Cell-free protein expression inside of w/o droplets containing an ATPS. The ATPS and w/o emulsions were prepared at room temperature and contained T/T machinery and DNA encoding the fluorescent protein mYPet. Reactions were initiated by incubation at 37 °C. The ATPS was (A) 10% dextran, 7% PEG and (B) 19.8% dextran, 2.8% PEG. From left to right, the images are transmitted light (DIC), the fluorescence of expressed mYPet, and the fluorescence of Alexa 647-labeled dextran 10 kDa. Expression was either for 4 h (A) or 6 h (B). The expressed protein preferentially partitioned to the dextran-enriched phase.
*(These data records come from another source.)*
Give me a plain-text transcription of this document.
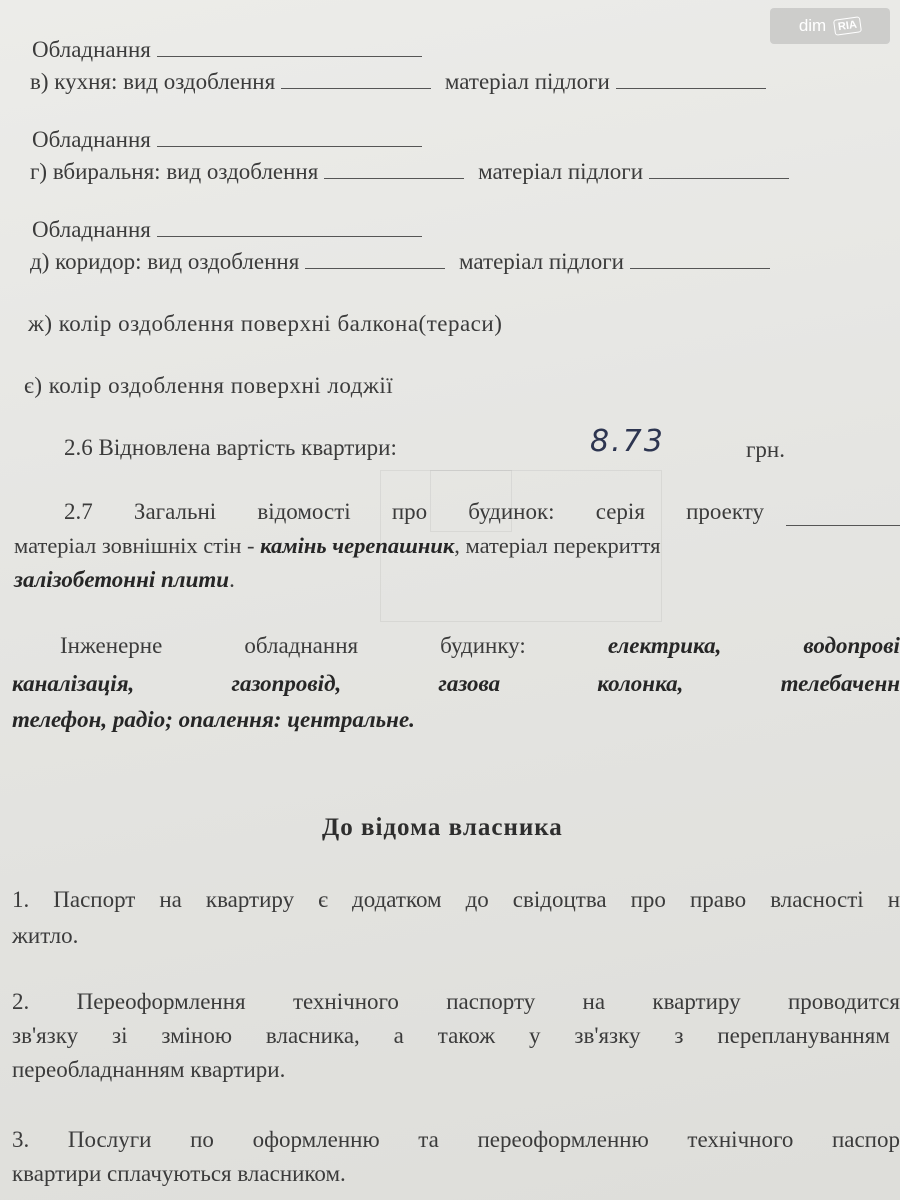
Обладнання
в) кухня: вид оздоблення	матеріал підлоги
Обладнання
г) вбиральня: вид оздоблення	матеріал підлоги
Обладнання
д) коридор: вид оздоблення	матеріал підлоги
ж) колір оздоблення поверхні балкона(тераси)
є) колір оздоблення поверхні лоджії
2.6 Відновлена вартість квартири:	8.73	грн.
2.7 Загальні відомості про будинок: серія проекту
матеріал зовнішніх стін - камінь черепашник, матеріал перекриття
залізобетонні плити.
Інженерне	обладнання	будинку:	електрика,	водопрові
каналізація,	газопровід,	газова	колонка,	телебаченн
телефон, радіо; опалення: центральне.
До відома власника
1. Паспорт на квартиру є додатком до свідоцтва про право власності н
житло.
2. Переоформлення технічного паспорту на квартиру проводится
зв'язку зі зміною власника, а також у зв'язку з переплануванням
переобладнанням квартири.
3. Послуги по оформленню та переоформленню технічного паспор
квартири сплачуються власником.
dim	RIA
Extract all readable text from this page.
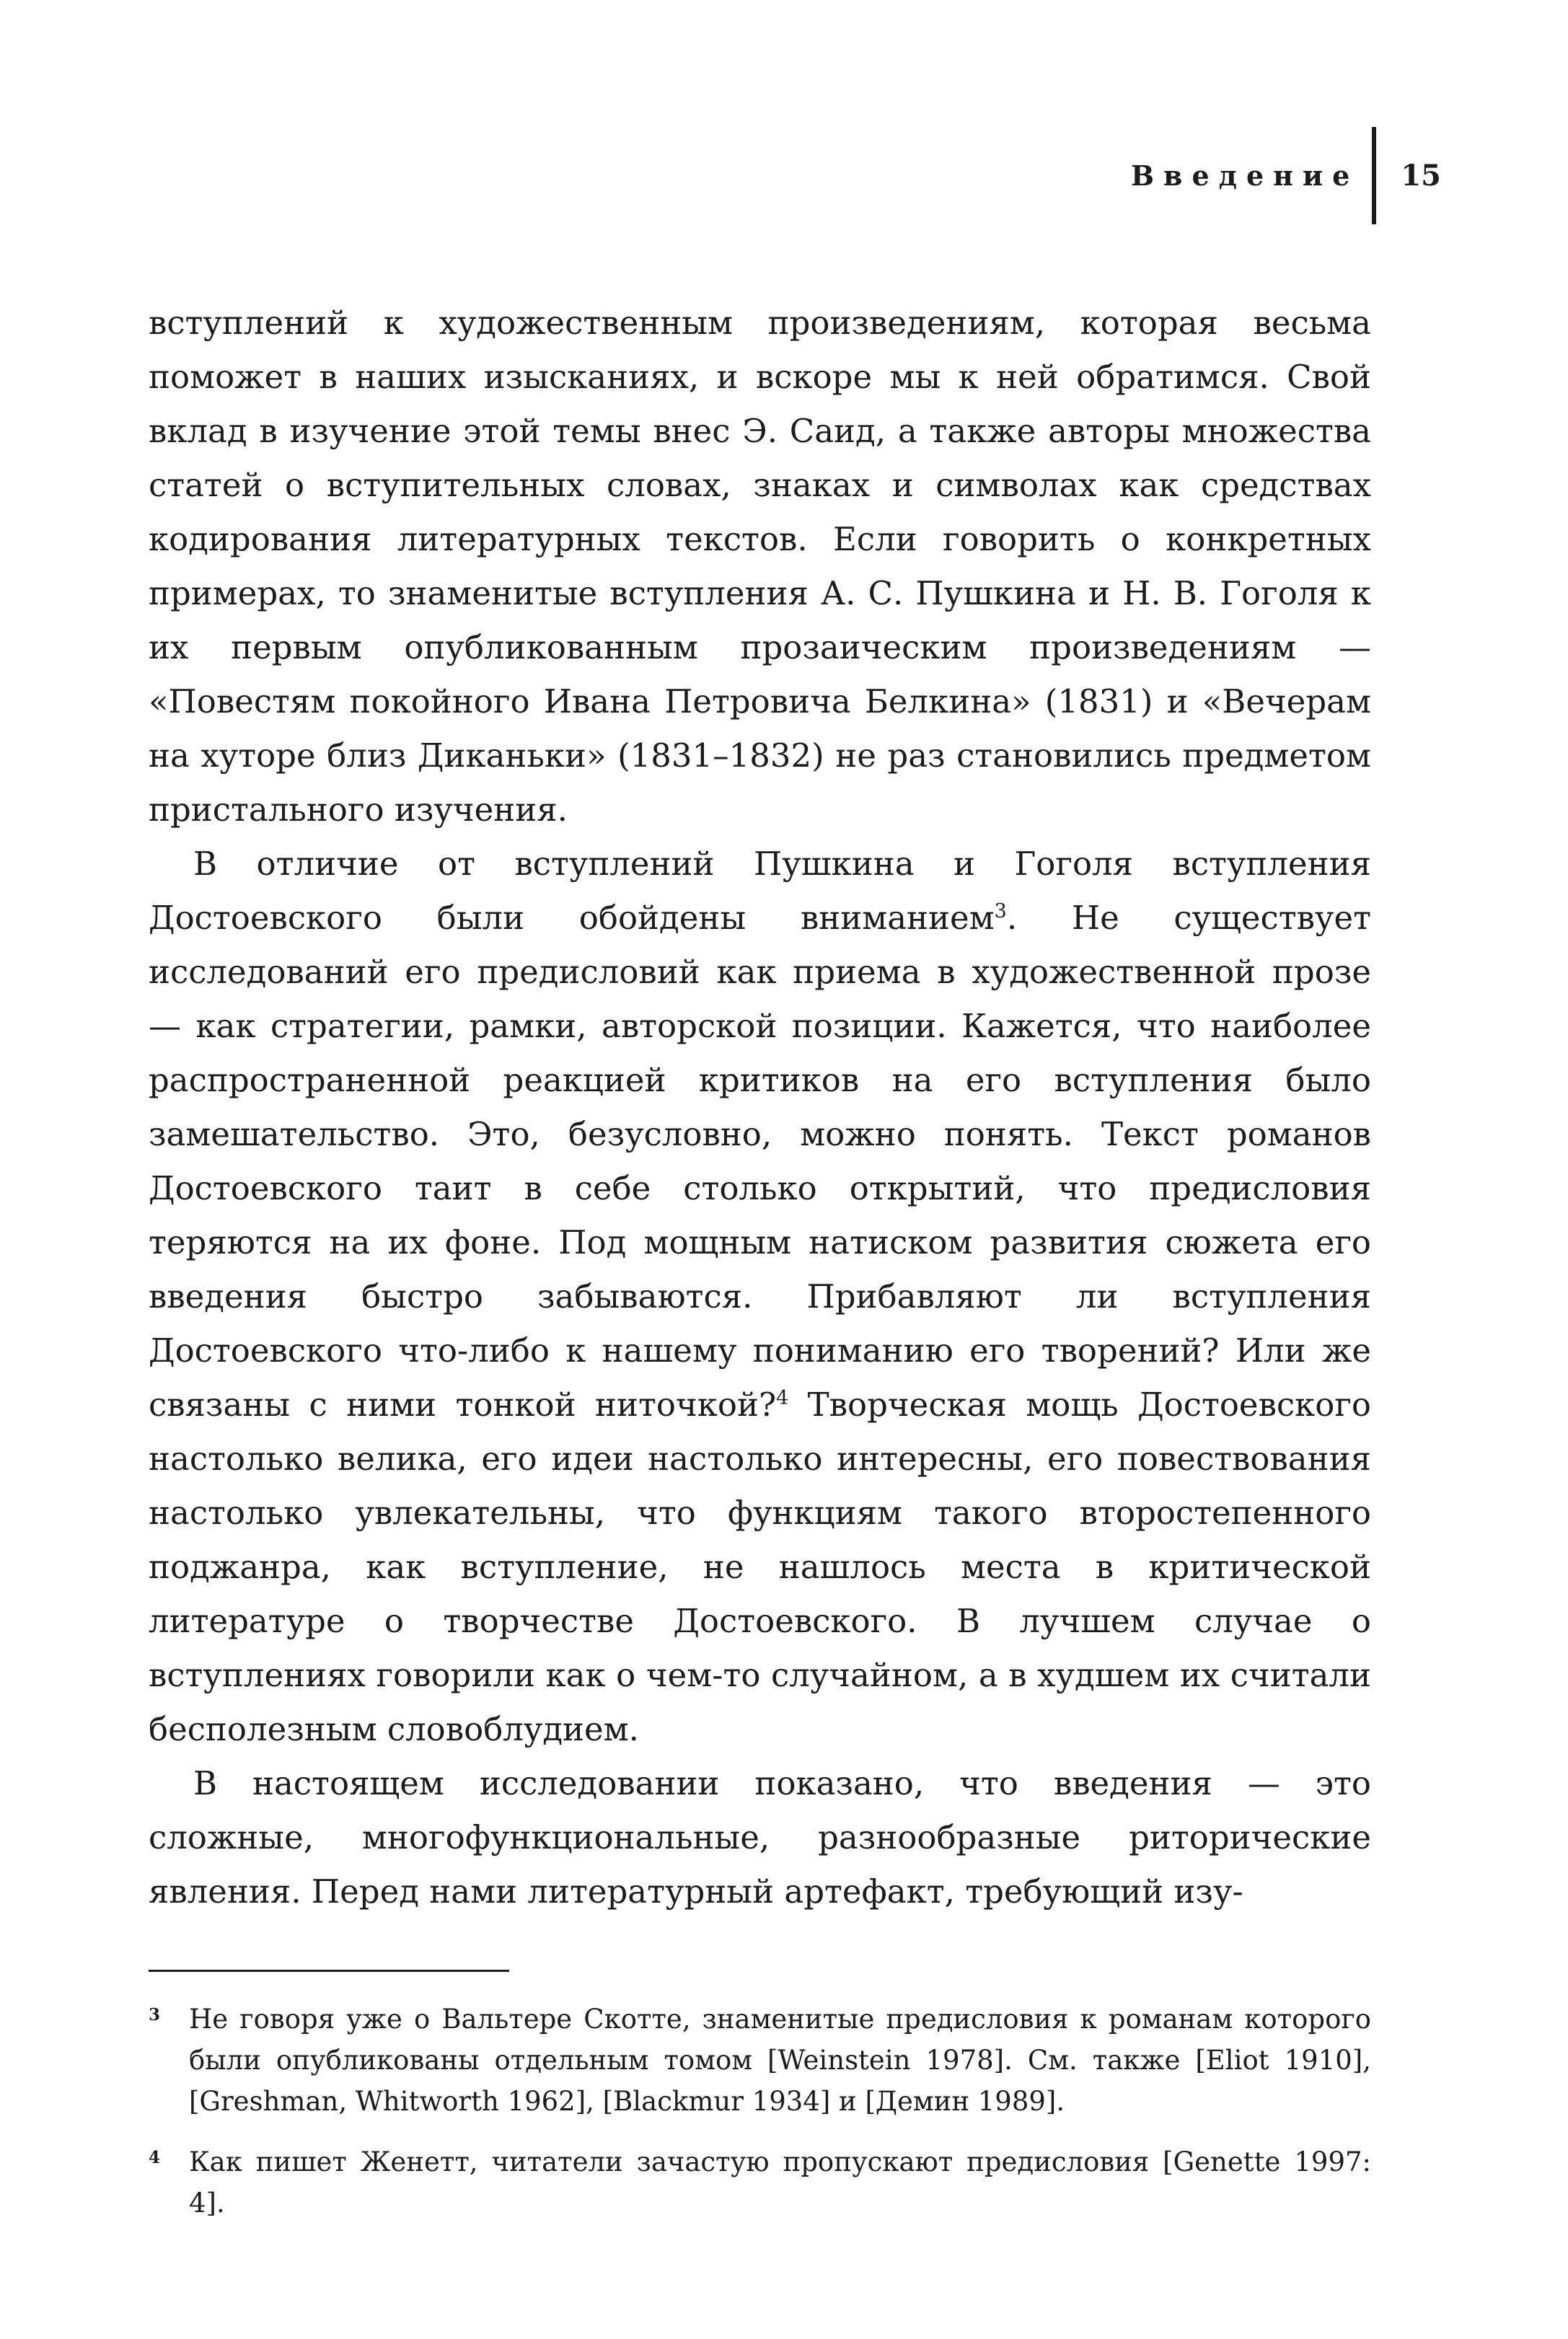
Введение 15

вступлений к художественным произведениям, которая весьма поможет в наших изысканиях, и вскоре мы к ней обратимся. Свой вклад в изучение этой темы внес Э. Саид, а также авторы множества статей о вступительных словах, знаках и символах как средствах кодирования литературных текстов. Если говорить о конкретных примерах, то знаменитые вступления А. С. Пушкина и Н. В. Гоголя к их первым опубликованным прозаическим произведениям — «Повестям покойного Ивана Петровича Белкина» (1831) и «Вечерам на хуторе близ Диканьки» (1831–1832) не раз становились предметом пристального изучения.

В отличие от вступлений Пушкина и Гоголя вступления Достоевского были обойдены вниманием$^3$. Не существует исследований его предисловий как приема в художественной прозе — как стратегии, рамки, авторской позиции. Кажется, что наиболее распространенной реакцией критиков на его вступления было замешательство. Это, безусловно, можно понять. Текст романов Достоевского таит в себе столько открытий, что предисловия теряются на их фоне. Под мощным натиском развития сюжета его введения быстро забываются. Прибавляют ли вступления Достоевского что-либо к нашему пониманию его творений? Или же связаны с ними тонкой ниточкой?$^4$ Творческая мощь Достоевского настолько велика, его идеи настолько интересны, его повествования настолько увлекательны, что функциям такого второстепенного поджанра, как вступление, не нашлось места в критической литературе о творчестве Достоевского. В лучшем случае о вступлениях говорили как о чем-то случайном, а в худшем их считали бесполезным словоблудием.

В настоящем исследовании показано, что введения — это сложные, многофункциональные, разнообразные риторические явления. Перед нами литературный артефакт, требующий изу-

3	Не говоря уже о Вальтере Скотте, знаменитые предисловия к романам которого были опубликованы отдельным томом [Weinstein 1978]. См. также [Eliot 1910], [Greshman, Whitworth 1962], [Blackmur 1934] и [Демин 1989].
4	Как пишет Женетт, читатели зачастую пропускают предисловия [Genette 1997: 4].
Scale bars are 50 μm (A) and 25 μm (B).

Conclusions

Cellular life is organized to an extent that has yet to be well mimicked by artificial, bottom-up constructions. Part of the problem thus far has been an incompatibility between some biological molecules and aqueous organization methods that rely on lengthy protocols or heating steps.[9] W/o emulsions overcome many of these problems by not requiring a heating step, by being extremely efficient in encapsulating molecules, and by necessitating little time to implement. This is important because of the fragility of the T/T machinery of the PURE system, which loses activity at 37 °C within 3 h.[28,29] Here we have shown that ATPS and A3PS can be encapsulated with high efficiency within w/o droplets stabilized with commonly exploited surfactants. Therefore, routinely used w/o emulsion generation protocols are compatible with the encapsulation of multiple aqueous phases. Further, specific ATPS compositions are capable of converting the information encoded in DNA to functional protein, and the expressed protein preferentially partitioned to a specific aqueous phase. Consequently, it should be possible to build artificial cells with genetically encoded targeting to liquid organelles in the future. Also, since w/o emulsions can be stabilized with natural lipids in place of synthetic surfactants and that such emulsion droplets can be converted to vesicles,[30] the methodology described herein should be modifiable for the generation of vesicles containing aqueous multiphase systems compatible with T/T machinery.